I think he is not guilty according to law.
Some here will remember my posts in another forum, and the discussions on whether or not Scott is more than simply "not guilty according to law" but also factually innocent. I waver back and forth on that latter issue, I tend to believe the last person who posted on the subject!
But the one thing that is for sure is that Scott is not guilty according to law. The prosecution all-but admitted it in summation when they said, "I can't tell you how he did it, I can't even tell you when he did it.... but I am certain he did it." That's where the prosecution lost me.
As much as people are in a hurry to hate Scott for infidelities, or for telling Amber Frey he was in Paris on New Year's Eve (while at a Laci-vigil in California!), or for alleged lies he told, or for his laisser-faire demeanor at trial including his blank face even when sentenced...
The case stands or falls on the prosecution first demonstrating that a homicide, in fact, took place. Birgit Fladager, one of the prosecutors, talks about circumstantial cases sometimes being more powerful cases than those where there is direct physical evidence. She also talks about how fortuitous it was to have Det. Grogan testify near the end of the prosecution phase, because he gave the needed overview which tied together all the tidbits of circumstance presented before. She basically said that the circumstantial stuff in total was so overwhelming that no other reasonable hypothesis concerning Laci Peterson's death was possible.... it simply had to have been Scott, and it had to have been a homicide. For her, there's no other explanation.
Yet I go back to - where is there even one iota of evidence that this was a homocide? I mean, giving Fladager the benefit of the doubt for a moment that Scott was somehow involved, could this not have been an accidental death that Scott was trying to cover up? Could Laci have fallen in the pool and drowned (as Laci said to Karen Servas had almost happened some days before due to dizziness)? Could Scott then have panicked? At most, then, Scott would have been guilty of something like manslaughter, or failing to report a death... you get the drift - where's the evidence that this was even 1st degree murder?
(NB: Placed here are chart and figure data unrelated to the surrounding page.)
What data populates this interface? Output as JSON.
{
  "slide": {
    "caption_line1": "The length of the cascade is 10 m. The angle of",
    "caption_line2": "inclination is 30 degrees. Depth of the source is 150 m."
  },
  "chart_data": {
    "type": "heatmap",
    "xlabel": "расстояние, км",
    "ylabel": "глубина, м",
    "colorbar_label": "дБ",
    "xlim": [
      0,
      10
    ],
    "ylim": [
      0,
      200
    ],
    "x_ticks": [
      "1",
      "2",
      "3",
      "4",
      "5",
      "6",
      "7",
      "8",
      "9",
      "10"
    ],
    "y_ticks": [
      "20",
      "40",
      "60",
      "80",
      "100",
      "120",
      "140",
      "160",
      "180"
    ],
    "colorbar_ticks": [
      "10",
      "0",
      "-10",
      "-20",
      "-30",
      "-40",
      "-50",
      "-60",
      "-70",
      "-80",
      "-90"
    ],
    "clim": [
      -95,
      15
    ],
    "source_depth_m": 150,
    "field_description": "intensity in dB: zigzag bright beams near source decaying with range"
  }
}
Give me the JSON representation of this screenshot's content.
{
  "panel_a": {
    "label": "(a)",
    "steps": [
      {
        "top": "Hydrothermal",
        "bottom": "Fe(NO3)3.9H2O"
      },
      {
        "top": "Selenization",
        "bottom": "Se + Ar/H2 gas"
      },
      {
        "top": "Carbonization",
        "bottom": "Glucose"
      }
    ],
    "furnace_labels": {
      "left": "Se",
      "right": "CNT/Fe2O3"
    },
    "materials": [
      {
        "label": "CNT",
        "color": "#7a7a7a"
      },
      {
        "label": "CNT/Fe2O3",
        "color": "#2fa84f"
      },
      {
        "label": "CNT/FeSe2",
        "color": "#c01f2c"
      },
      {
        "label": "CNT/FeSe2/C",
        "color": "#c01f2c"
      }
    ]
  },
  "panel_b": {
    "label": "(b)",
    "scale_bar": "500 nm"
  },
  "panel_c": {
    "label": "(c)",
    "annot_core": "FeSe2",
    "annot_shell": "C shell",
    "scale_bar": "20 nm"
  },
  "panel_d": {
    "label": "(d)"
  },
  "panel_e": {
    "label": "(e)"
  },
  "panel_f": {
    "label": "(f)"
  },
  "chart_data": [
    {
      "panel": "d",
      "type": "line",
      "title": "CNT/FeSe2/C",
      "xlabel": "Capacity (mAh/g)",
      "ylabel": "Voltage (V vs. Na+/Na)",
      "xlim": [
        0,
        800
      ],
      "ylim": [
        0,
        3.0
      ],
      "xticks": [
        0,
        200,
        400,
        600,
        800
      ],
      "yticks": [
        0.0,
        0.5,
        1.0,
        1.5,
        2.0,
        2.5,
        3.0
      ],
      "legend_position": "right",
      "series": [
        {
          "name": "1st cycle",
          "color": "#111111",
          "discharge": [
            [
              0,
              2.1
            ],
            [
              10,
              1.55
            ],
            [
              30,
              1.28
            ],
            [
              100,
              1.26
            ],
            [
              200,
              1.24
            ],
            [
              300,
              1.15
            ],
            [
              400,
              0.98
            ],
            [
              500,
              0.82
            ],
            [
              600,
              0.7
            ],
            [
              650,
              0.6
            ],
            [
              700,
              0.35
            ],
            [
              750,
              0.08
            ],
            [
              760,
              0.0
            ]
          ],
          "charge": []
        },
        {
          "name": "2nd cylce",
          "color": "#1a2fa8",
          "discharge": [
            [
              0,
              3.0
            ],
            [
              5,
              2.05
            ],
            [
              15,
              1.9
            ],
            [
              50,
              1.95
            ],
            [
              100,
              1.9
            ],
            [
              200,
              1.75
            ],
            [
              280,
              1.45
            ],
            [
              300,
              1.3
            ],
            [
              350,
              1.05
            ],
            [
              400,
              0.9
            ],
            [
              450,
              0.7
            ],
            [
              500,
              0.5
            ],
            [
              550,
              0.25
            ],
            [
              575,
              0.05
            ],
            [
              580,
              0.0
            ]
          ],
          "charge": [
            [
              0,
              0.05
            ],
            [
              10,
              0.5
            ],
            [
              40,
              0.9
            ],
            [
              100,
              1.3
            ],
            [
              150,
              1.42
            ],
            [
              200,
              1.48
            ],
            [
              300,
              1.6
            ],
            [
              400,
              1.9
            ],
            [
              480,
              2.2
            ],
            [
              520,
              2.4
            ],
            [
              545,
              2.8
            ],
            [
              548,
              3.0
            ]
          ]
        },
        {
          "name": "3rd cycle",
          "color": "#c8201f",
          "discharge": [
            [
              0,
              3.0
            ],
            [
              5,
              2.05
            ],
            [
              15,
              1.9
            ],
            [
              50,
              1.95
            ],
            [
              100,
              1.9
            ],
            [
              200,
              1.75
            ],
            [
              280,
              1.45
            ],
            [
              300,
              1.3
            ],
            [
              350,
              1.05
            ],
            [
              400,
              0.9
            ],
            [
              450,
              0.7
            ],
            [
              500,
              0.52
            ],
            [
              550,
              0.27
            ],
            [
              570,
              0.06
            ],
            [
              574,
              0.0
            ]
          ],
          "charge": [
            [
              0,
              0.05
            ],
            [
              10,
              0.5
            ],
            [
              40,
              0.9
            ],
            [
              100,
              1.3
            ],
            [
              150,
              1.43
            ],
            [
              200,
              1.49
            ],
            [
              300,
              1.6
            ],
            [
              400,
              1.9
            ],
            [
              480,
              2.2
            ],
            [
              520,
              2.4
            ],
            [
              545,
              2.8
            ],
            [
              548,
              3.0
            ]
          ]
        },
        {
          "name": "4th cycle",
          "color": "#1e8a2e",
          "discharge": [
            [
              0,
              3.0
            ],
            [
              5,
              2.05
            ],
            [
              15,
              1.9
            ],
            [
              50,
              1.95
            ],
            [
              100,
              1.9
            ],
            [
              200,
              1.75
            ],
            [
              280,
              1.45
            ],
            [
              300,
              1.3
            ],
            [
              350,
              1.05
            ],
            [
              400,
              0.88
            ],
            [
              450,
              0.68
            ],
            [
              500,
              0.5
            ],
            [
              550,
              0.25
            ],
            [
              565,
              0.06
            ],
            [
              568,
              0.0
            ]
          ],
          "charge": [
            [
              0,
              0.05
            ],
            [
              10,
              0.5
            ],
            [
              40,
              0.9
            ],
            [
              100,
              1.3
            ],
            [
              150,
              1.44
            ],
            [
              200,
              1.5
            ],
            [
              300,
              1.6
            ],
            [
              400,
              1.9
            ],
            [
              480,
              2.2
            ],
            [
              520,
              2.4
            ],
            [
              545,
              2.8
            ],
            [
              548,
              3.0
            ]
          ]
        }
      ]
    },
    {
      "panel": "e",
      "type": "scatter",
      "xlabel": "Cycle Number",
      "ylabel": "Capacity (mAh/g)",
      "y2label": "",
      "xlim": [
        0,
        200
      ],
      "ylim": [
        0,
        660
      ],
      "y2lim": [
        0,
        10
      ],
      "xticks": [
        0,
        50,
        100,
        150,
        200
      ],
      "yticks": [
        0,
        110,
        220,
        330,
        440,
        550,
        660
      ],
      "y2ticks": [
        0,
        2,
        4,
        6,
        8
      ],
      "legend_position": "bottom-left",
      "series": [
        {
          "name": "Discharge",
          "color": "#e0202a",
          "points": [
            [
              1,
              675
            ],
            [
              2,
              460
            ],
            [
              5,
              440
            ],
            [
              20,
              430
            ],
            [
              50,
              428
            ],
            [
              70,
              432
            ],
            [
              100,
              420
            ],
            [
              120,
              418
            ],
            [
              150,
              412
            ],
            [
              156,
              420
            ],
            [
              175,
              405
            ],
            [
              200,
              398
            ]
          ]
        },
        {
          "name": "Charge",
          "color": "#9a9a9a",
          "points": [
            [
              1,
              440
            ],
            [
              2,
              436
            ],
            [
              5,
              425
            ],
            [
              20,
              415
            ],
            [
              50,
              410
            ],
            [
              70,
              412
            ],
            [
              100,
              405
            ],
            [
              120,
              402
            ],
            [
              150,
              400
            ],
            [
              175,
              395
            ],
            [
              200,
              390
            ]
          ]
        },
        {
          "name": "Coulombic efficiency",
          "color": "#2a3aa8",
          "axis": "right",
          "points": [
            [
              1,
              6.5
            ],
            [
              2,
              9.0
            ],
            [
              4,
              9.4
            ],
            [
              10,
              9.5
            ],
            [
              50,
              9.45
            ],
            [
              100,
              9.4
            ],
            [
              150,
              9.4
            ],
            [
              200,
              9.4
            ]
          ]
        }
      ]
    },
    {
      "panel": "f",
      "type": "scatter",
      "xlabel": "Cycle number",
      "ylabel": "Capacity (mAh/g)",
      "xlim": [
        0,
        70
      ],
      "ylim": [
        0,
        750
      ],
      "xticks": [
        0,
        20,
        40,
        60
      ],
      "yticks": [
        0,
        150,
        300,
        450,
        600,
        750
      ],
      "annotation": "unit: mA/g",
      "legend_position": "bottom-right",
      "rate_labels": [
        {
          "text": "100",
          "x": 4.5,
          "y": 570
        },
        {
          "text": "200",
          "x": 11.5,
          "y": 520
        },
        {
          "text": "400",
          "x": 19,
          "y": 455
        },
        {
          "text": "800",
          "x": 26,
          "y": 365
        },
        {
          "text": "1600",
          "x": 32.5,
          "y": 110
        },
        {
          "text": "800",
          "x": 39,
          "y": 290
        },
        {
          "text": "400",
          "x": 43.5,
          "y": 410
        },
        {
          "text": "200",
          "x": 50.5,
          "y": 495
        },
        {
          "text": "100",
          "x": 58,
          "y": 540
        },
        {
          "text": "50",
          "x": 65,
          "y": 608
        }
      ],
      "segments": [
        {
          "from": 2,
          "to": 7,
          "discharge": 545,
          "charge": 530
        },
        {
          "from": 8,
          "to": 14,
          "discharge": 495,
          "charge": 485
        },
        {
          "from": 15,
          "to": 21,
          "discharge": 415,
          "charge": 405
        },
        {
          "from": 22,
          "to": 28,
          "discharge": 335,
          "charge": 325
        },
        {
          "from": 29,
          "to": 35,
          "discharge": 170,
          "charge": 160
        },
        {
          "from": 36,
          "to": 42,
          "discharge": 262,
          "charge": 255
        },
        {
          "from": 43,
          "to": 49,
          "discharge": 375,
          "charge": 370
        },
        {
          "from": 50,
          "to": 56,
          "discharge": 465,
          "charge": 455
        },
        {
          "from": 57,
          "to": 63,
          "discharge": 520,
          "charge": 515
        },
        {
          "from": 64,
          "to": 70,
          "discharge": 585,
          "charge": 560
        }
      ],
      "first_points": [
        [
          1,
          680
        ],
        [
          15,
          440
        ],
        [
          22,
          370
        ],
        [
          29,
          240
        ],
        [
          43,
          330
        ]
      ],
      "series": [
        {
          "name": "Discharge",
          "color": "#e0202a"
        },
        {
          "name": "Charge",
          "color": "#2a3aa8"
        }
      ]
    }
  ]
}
I'm also taken by the evidence that there is neither cadaver scent at 7 alleged crime scenes investigated by the MPD, nor any evidence of a cleanup. At the very least there should have been evidence of the latter at just one of the scenes if Scott was involved. At best the MPD says that Scott seemed too quick to make "an excuse" for the mop being out, saying that Laci had used it on Dec 24 in the morning, or that he had straightened a mat at the door with his toe that evening in the presence of detectives. A crumbled mat, say the prosecution, is evidence that Scott had dragged Laci's body out through that door. Is it? If those were the only two things Scott forgot to do to cover the crime, it is only reasonable to assume there'd be other things he had no opportunity to cover. Which is he - a careful or sloppy cleaner?
All in all this is fairly shakey stuff on which to send a man to death row, all because of a larger and allegedly overwhelming circumstantial case that points to him and him alone. For me, the evidence diverges, rather than converges. I just may be one of those people who don't "get it", when people like Fladager talk about "waiting patiently for the overwhleming circumstantial case to sink in." I have also met plenty of people whose emotional reaction to stressful events is exactly as Scott's was - they seem detached and (on the surface) uncaring, or something less than desparate.
One thinks of Australian Lindy Chamberlain, who was said to be "rather detached" at trial when she claimed that dingos had dragged off her daughter in 1980, and that that had influenced the conviction. She was later proven innocent (as opposed to simply not guilty), released and pardoned. Thank God they don't have the death penalty in Australia!
While most people probably do react to these horrible events the way Sharon Rocha did (I probably would), there are others who don't.
In a sense, then, what I believe the prosecution achieved at trial was to demonstrate that of all the ways Scott might have committed homicide, the things shown at trial demonstrate he neither did nor could have done it that way, nor that it was even necessarily a homicide.
For those who need to hear a character assessment to hang the guy, he's still a bounder. But being a bounder does not make one a murderer, apart from some other evidence that he committed homicide.
I also have no evidence to support what I'm about to say, but since when did that stop anyone who considers Scott guilty? I believe that the reason why the Rocha's dropped the civil case in 2009 was because they were afraid that he'd be found not liable for wrongful death. Unlike the O.J. trials (!), that would have put the California legal system into disrepute - enough evidence to convict beyond a reasonable doubt, but not enough to find liable on the balance of probabilities? That would be something to see.